Most messengers encrypt your messages. But they still see who you talk to, how often, when, and for how long. That’s not privacy, it’s metadata surveillance with a prettier face.
Unlink makes metadata unusable, by design.
You apply for a loan. Or a visa. Or insurance. No one reviews it, an algorithm scores your risk.
It doesn’t read your messages. It just sees the patterns: late-night activity, flagged contacts, short exchanges.
You’ve broken no law. But your score drops, and you’re quietly denied.
This isn’t science fiction. It’s already part of how decisions are made, in finance, immigration, and public services.
You don’t need to be guilty to be treated like a risk.
Is this how you expect to be treated, just for sending a message?
You shouldn’t need blind trust to send a message. You shouldn’t have to wonder who’s watching, scoring, or profiling your connections.
Unlink doesn’t just encrypt what you say, it erases what surveillance feeds on. Contact lists never leave your device, and nothing linkable is exposed to the network.
Every message moves through a decentralized network. All traffic looks the same. Identities stay unlinkable, and no one can deny you access.
With Unlink, privacy happens behind the scenes, so seamlessly, you won’t even notice.
Unlike donation-dependent messengers, Unlink sustains itself through the protocol.
A small fee built into each message funds the network, no need for ads, no tracking, no monetization of user behavior.
Half of all users fund the other half through a faucet system, making access universal while keeping abuse out.
Privacy doesn't need a business model, when the protocol funds itself.
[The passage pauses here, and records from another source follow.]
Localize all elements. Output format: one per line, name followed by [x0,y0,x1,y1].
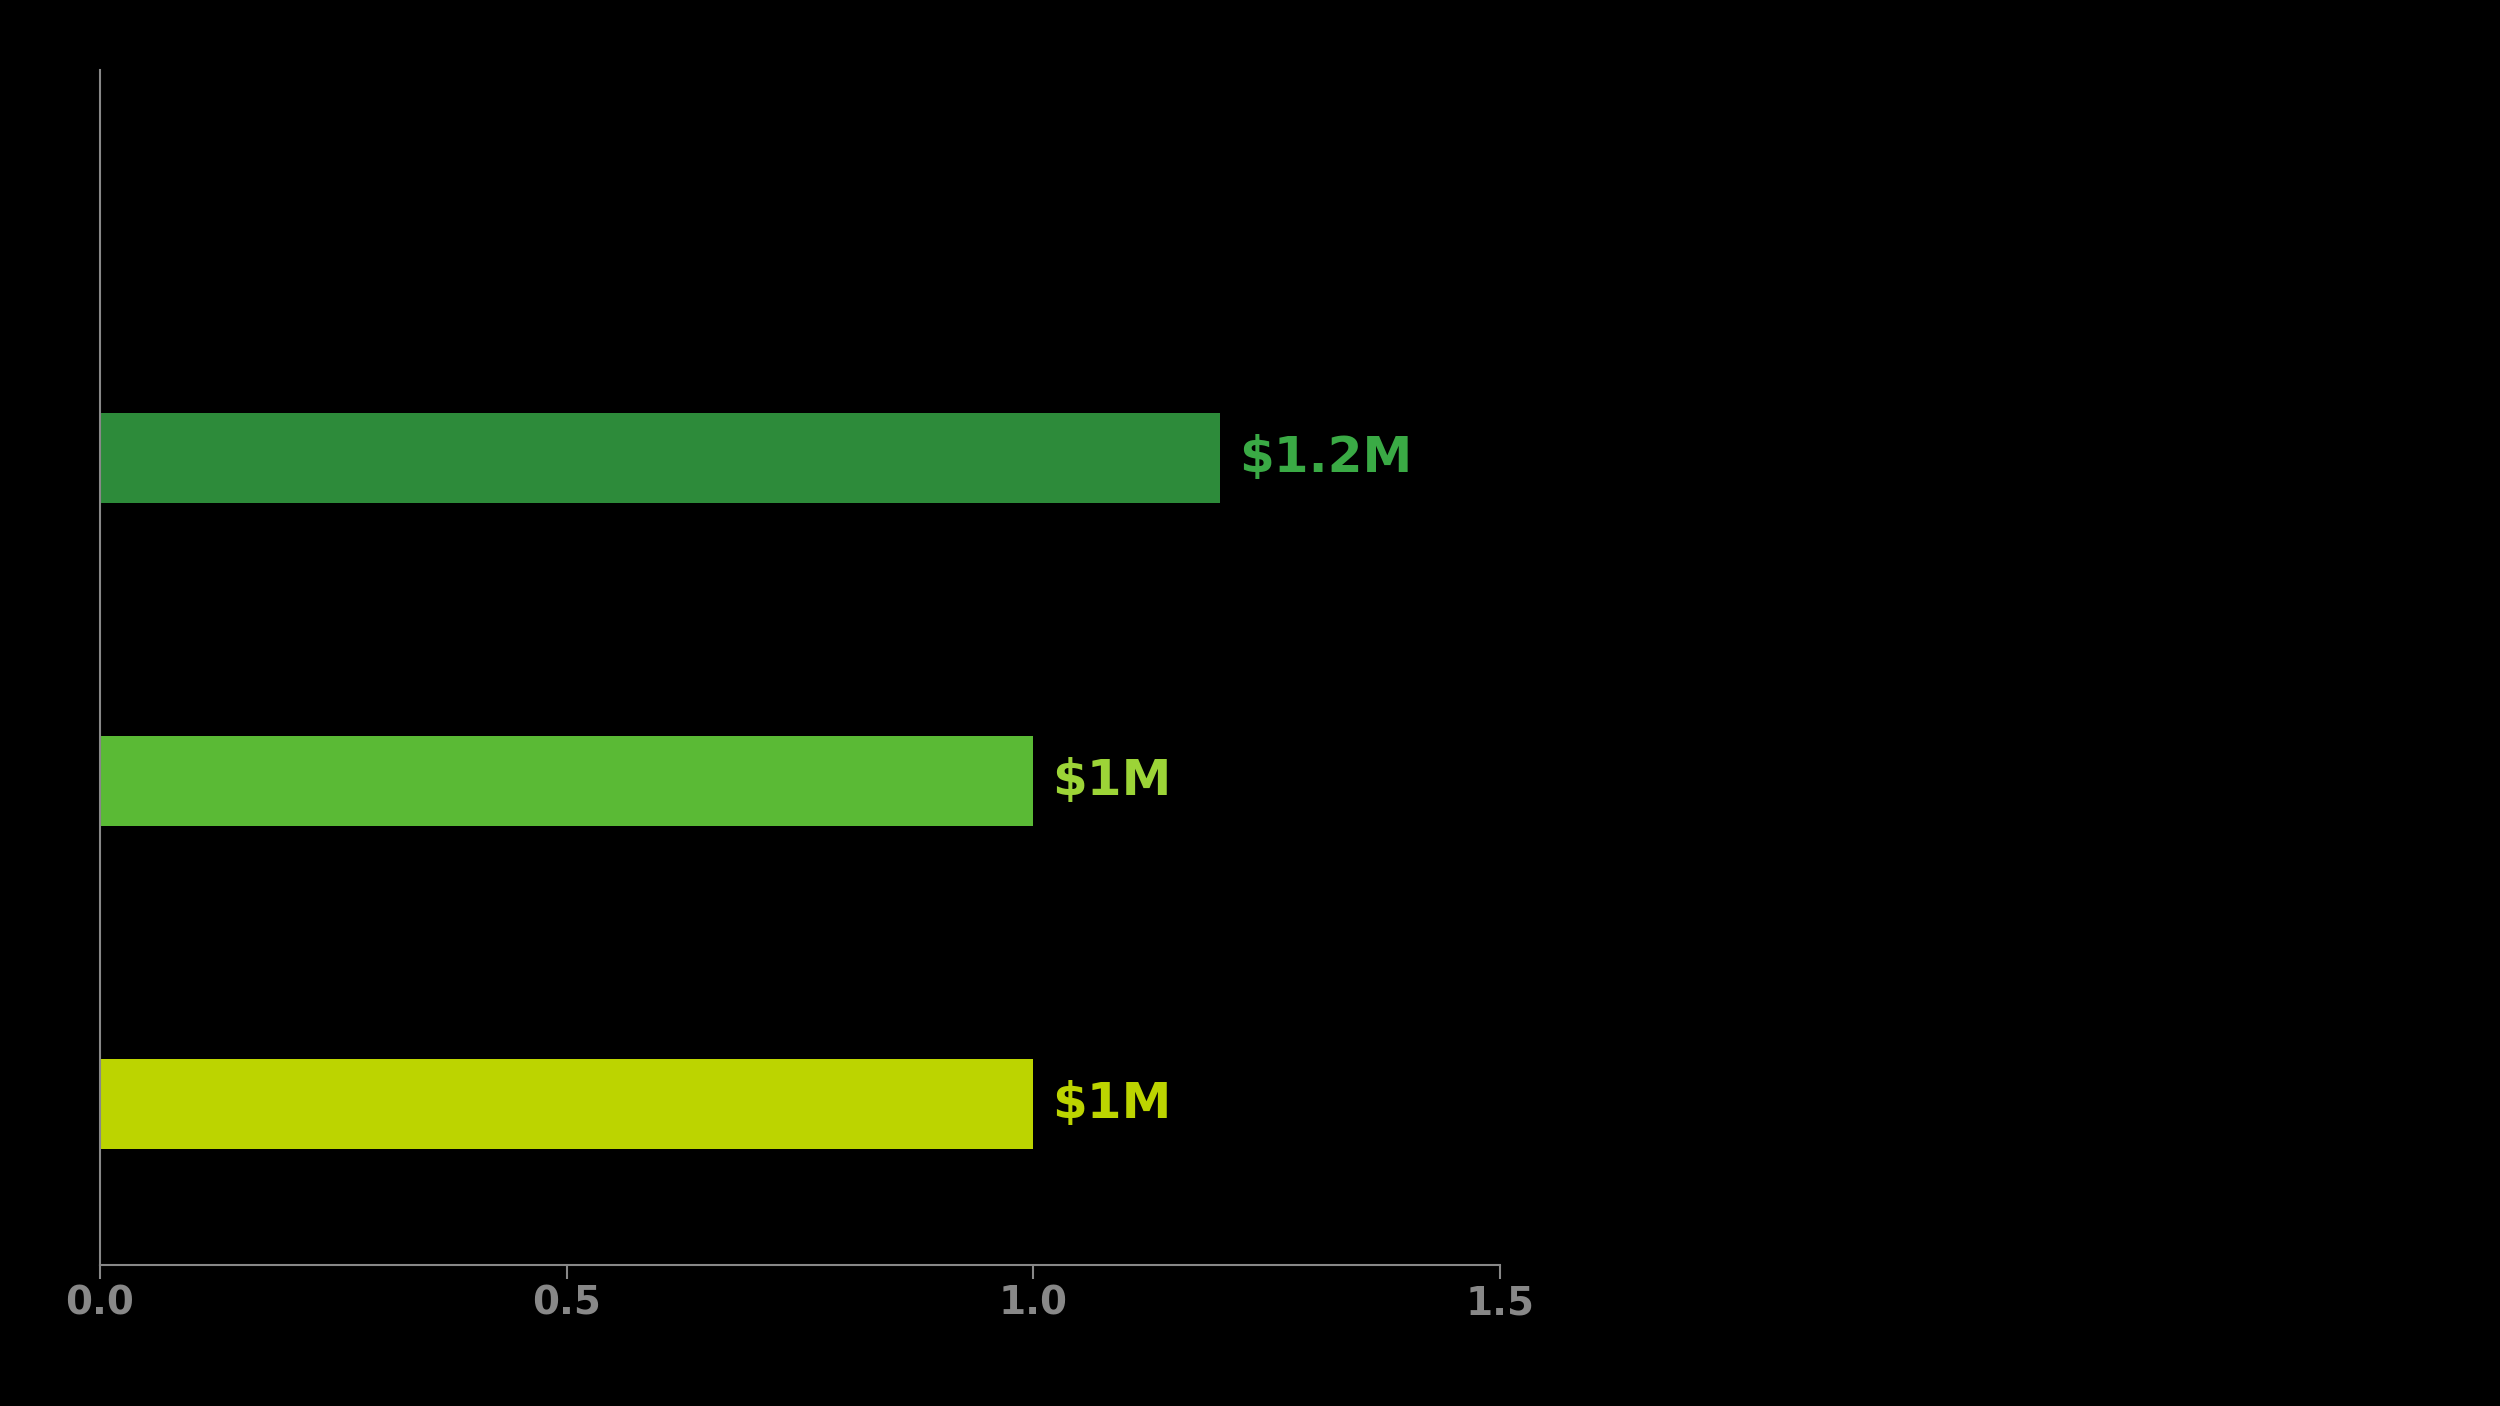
Text: $1.2M: $1.2M [1238,434,1412,482]
Bar [100,413,1220,503]
Bar [100,1059,1032,1149]
Text: $1M: $1M [1052,1080,1172,1128]
Text: $1M: $1M [1052,756,1172,804]
Bar [100,735,1032,827]
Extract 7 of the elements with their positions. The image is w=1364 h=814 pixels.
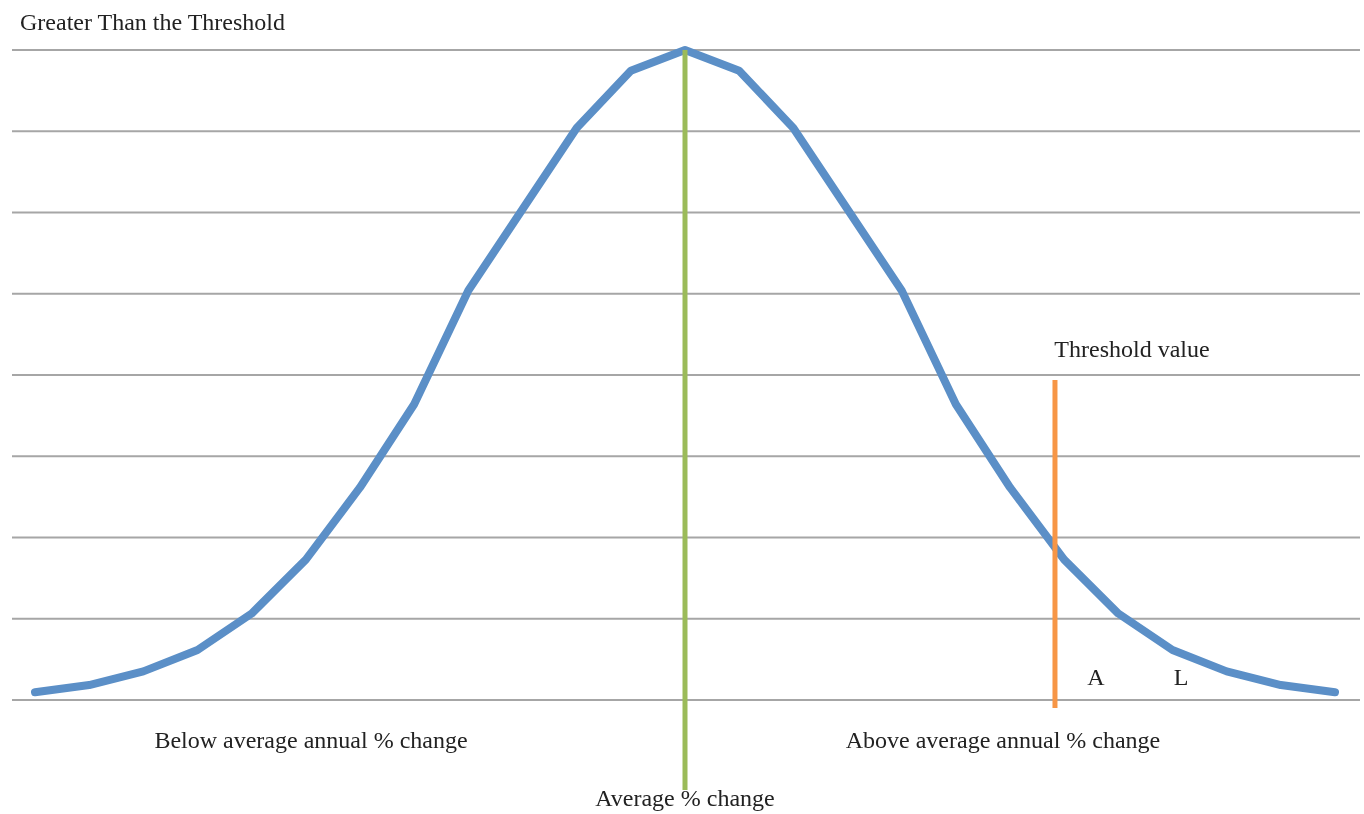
text: Average % change [595, 785, 775, 811]
annotation: A [1087, 664, 1106, 690]
text: Above average annual % change [845, 727, 1161, 753]
annotation: Threshold value [1054, 336, 1210, 362]
text: Below average annual % change [154, 727, 468, 753]
annotation: L [1173, 664, 1189, 690]
chart-title: Greater Than the Threshold [20, 9, 286, 35]
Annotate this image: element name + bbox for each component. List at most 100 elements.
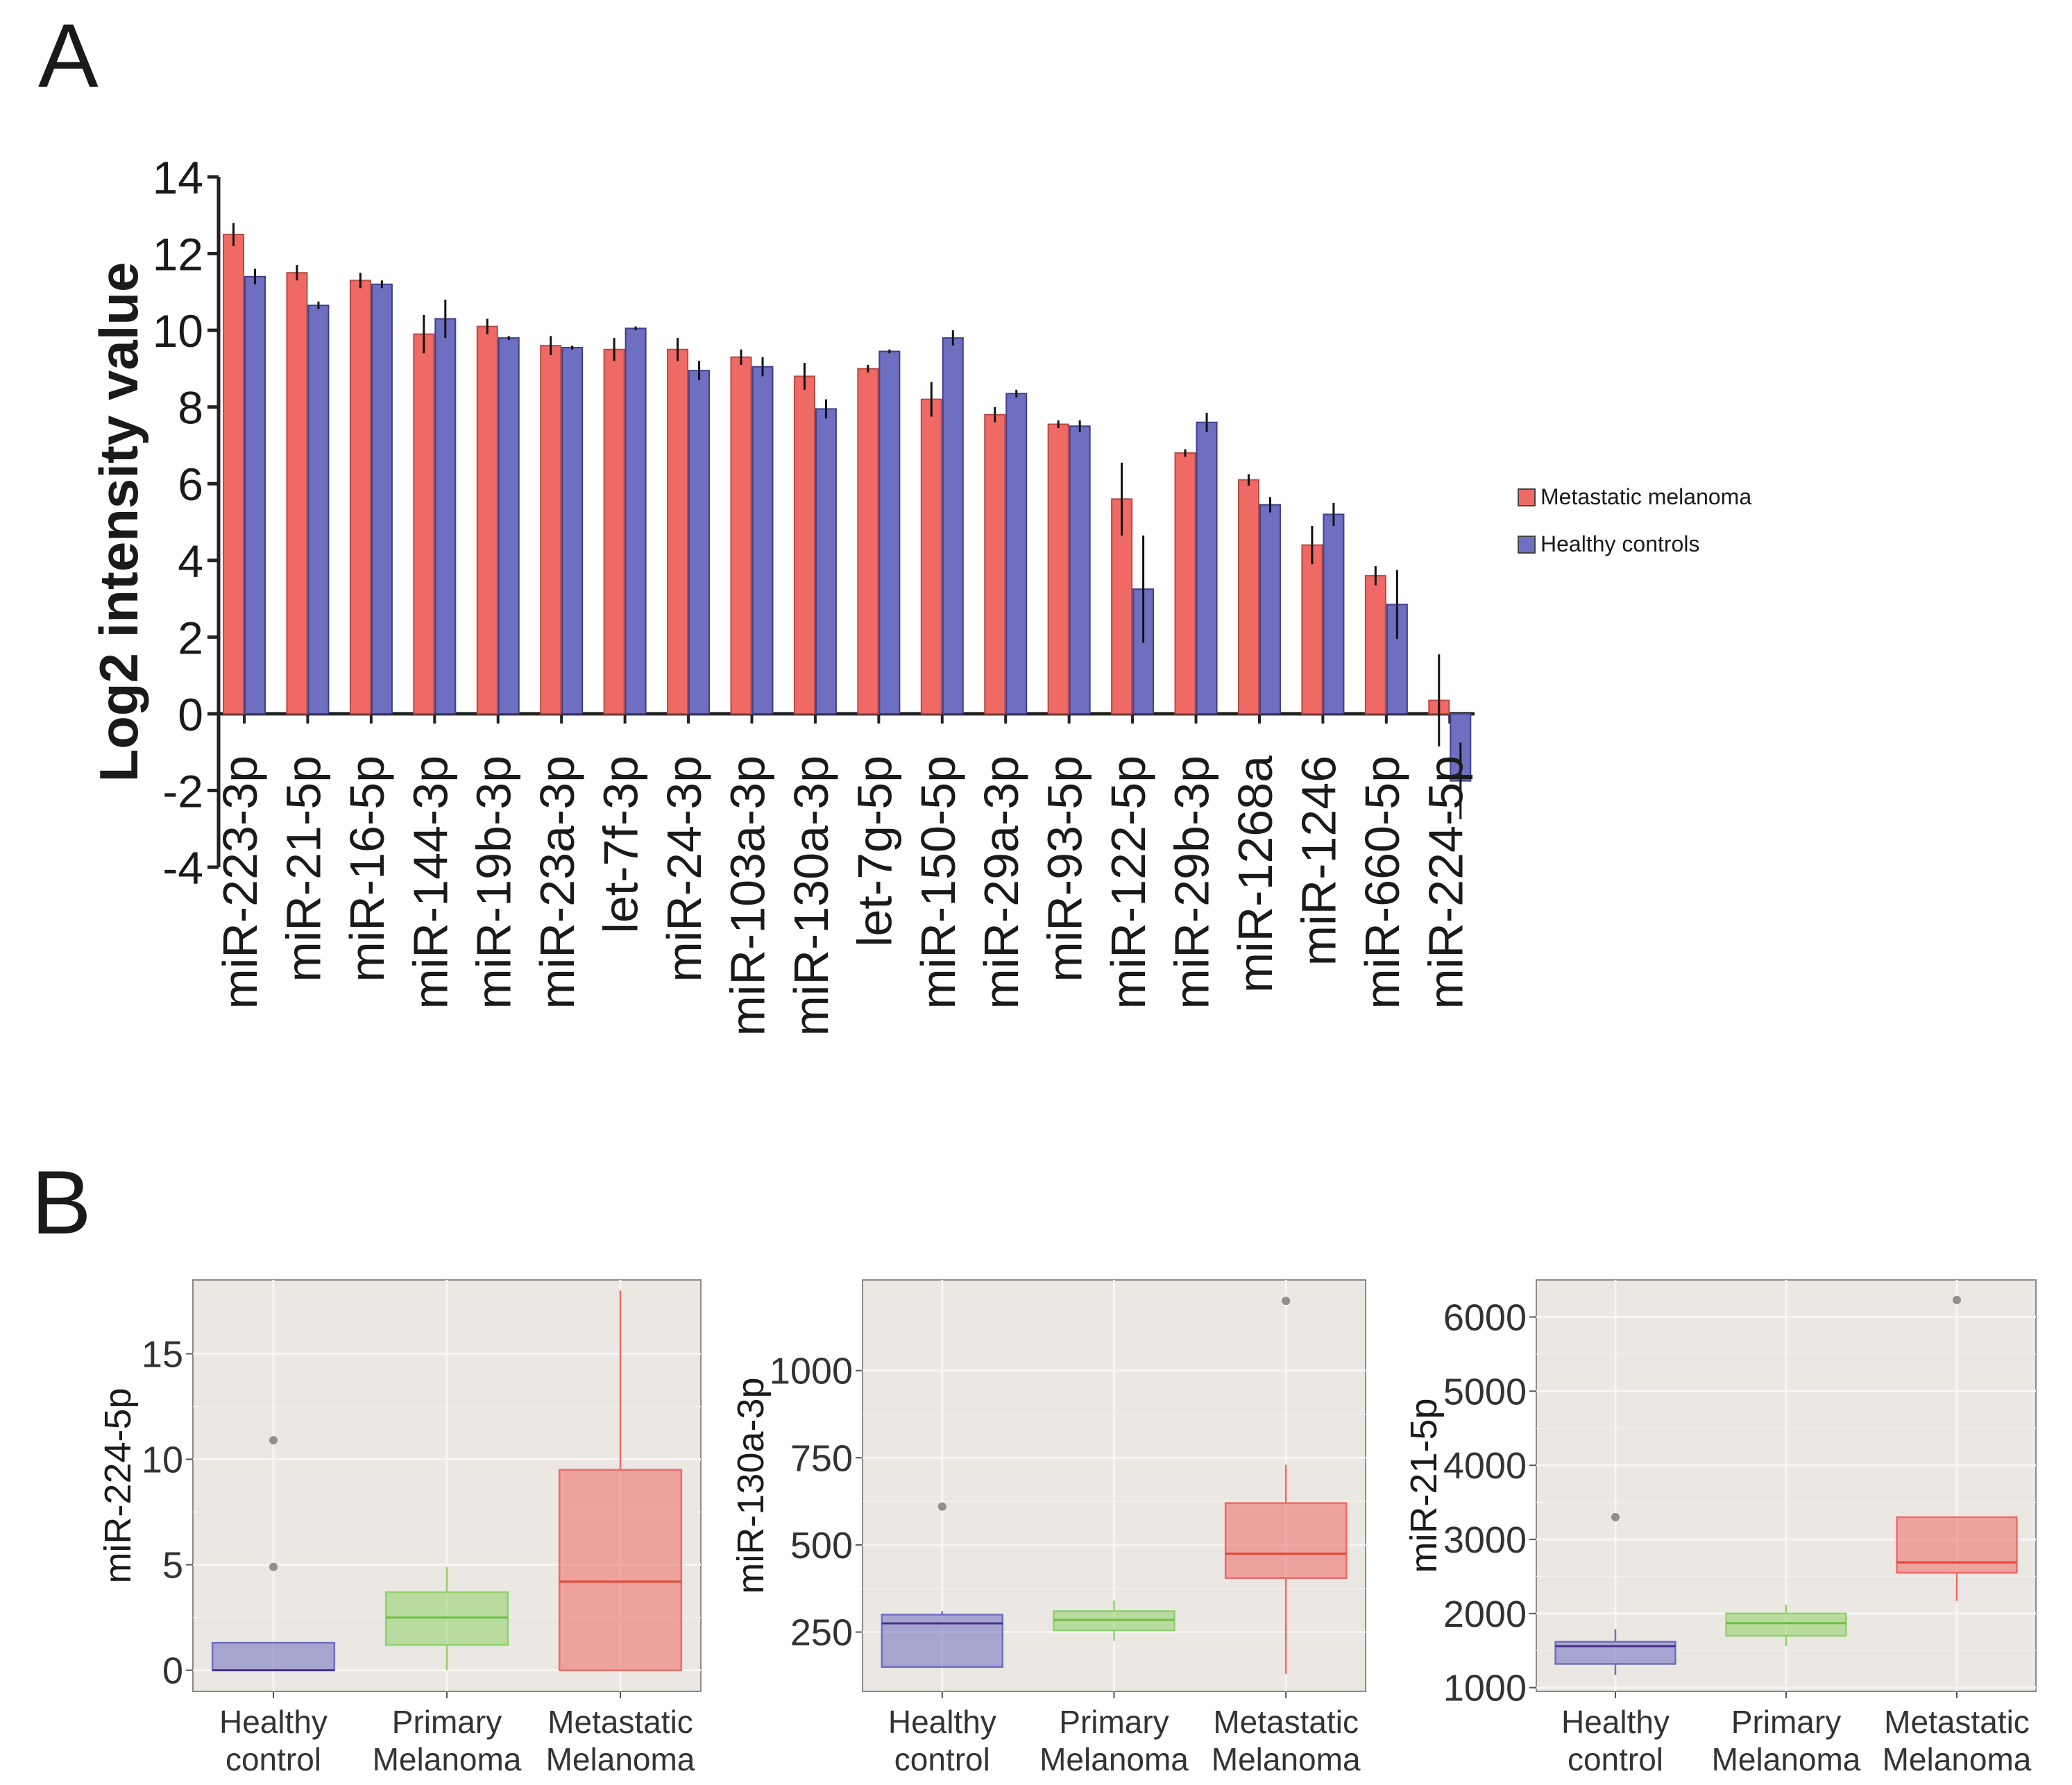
x-tick-label: let-7g-5p <box>847 755 901 947</box>
bar-metastatic-melanoma-mir-144-3p <box>413 333 435 715</box>
bar-healthy-controls-mir-93-5p <box>1069 425 1091 715</box>
x-tick-label: Metastatic <box>547 1704 693 1740</box>
y-axis-title: miR-130a-3p <box>730 1377 772 1594</box>
y-tick-label: 2000 <box>1443 1594 1527 1635</box>
bar-metastatic-melanoma-mir-660-5p <box>1364 574 1386 715</box>
panel-label-a: A <box>38 5 99 106</box>
x-tick-label: miR-144-3p <box>403 755 457 1009</box>
x-tick-label: Primary <box>1731 1704 1841 1740</box>
outlier-point-healthy-control <box>269 1562 278 1571</box>
y-tick-label: 1000 <box>770 1351 853 1392</box>
box-metastatic-melanoma <box>1224 1502 1348 1579</box>
bar-metastatic-melanoma-mir-103a-3p <box>730 356 752 715</box>
x-tick-label: control <box>894 1741 990 1777</box>
bar-healthy-controls-mir-150-5p <box>942 337 964 715</box>
y-tick-label: 0 <box>178 689 203 740</box>
bar-healthy-controls-mir-29b-3p <box>1196 421 1218 715</box>
x-tick-label: miR-660-5p <box>1355 755 1409 1009</box>
x-tick-label: Healthy <box>1561 1704 1670 1740</box>
outlier-point-metastatic-melanoma <box>1953 1295 1961 1304</box>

Not just encrypted, but unlinkable. Not dependent on trust, but built to make trust unnecessary.
Encryption hides what you say. Metadata shows everything else. Try the messenger that has nothing to leak, by design.
Unlink Messenger isn’t just private by design, it’s reviewed by independent experts, researchers, and open-source contributors around the world.
From security audits to hackathons, its core has been tested, and keeps evolving in the open.
Privacy isn't a feature. It's a standard. And it doesn't depend on trust, only math, review, and transparency.